The fur is short and lacks any distinctive markings such as stripes or spots. It is greyish buff over most of the body, and pale buff to white on the underparts. The tail is relatively short and narrow compared with most other related ground squirrels, and the ears are small. However, it can only be reliably distinguished from Townsend's ground squirrel and the Piute ground squirrel by genetic testing, and, for a long time, these species were not considered to be separate.

==Distribution and habitat==
The species is found throughout much of Oregon, although not in the northern and western regions of the state. Some populations extend south of the state line into the extreme north-eastern corner of California and the extreme north-western corner of Nevada, while other populations extend along the west bank of the Snake River into western Idaho.

Two subspecies are generally recognised:
- Urocitellus canus canus - Oregon, California, Nevada
- Urocitellus canus vigilis - Snake River region (eastern Oregon, western Idaho)

The native habitat of Merriam's ground squirrel is arid chaparral environments dominated by sagebrush, and, to a lesser extent, by greasewood and shadscale. It is sometimes found in marginal juniper woodland and can be common in man-made pasture and fields.

==Behavior==
Merriam's ground squirrel is a diurnal omnivore, feeding on a wide range of seeds, roots, and bulbs, as well as on insects, such as cicadas. Although relatively little of its native habitat has been converted into farmland, where it does inhabit agricultural land, it may eat domesticated grains or alfalfa, and be considered as a pest. Known predators include barn owls and great horned owls, and presumably also include hawks, snakes, and various carnivorous mammals.

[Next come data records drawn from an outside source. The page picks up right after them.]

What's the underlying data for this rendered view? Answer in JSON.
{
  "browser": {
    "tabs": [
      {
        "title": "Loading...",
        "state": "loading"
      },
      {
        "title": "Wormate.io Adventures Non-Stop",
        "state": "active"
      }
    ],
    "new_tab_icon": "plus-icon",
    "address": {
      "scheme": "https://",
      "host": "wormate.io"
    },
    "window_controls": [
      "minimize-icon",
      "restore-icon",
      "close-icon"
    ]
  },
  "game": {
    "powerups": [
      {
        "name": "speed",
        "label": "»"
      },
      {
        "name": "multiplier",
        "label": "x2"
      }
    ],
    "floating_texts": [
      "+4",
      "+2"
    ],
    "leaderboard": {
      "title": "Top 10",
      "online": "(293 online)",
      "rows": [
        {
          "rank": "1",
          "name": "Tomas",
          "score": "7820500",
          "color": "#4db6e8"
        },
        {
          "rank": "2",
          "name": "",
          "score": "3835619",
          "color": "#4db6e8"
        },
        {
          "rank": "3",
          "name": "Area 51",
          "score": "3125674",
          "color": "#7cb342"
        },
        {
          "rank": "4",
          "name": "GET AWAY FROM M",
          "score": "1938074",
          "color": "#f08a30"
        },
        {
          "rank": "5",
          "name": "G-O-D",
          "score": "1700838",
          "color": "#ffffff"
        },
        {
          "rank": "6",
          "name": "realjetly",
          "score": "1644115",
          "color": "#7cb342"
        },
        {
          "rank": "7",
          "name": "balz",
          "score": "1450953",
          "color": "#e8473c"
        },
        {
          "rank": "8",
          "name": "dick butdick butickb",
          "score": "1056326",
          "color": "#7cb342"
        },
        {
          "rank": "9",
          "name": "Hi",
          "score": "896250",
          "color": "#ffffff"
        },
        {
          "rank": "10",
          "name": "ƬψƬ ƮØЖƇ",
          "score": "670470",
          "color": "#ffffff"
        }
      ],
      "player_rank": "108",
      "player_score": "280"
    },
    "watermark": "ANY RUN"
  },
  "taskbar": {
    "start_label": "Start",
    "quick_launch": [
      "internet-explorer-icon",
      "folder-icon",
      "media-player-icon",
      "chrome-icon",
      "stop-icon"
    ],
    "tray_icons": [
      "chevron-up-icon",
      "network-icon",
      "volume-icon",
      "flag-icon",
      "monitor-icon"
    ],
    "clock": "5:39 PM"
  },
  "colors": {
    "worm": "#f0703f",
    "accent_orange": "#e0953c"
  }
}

They construct burrows, and rarely wander far from their entrances, typically having a home range of less than 1 ha. They spend most of the year hibernating; although there is some variation with local habitat, they generally emerge in early March, and become dormant again in early August. They give birth to a single litter of up to ten young each year in late April or early May. The gestation period and duration of weaning are unknown, but are probably each in the range of three to four weeks.

They are quiet and secretive animals, with a shrill, squeaking, alarm call, and have been observed to climb low bushes in search of food and to be good swimmers.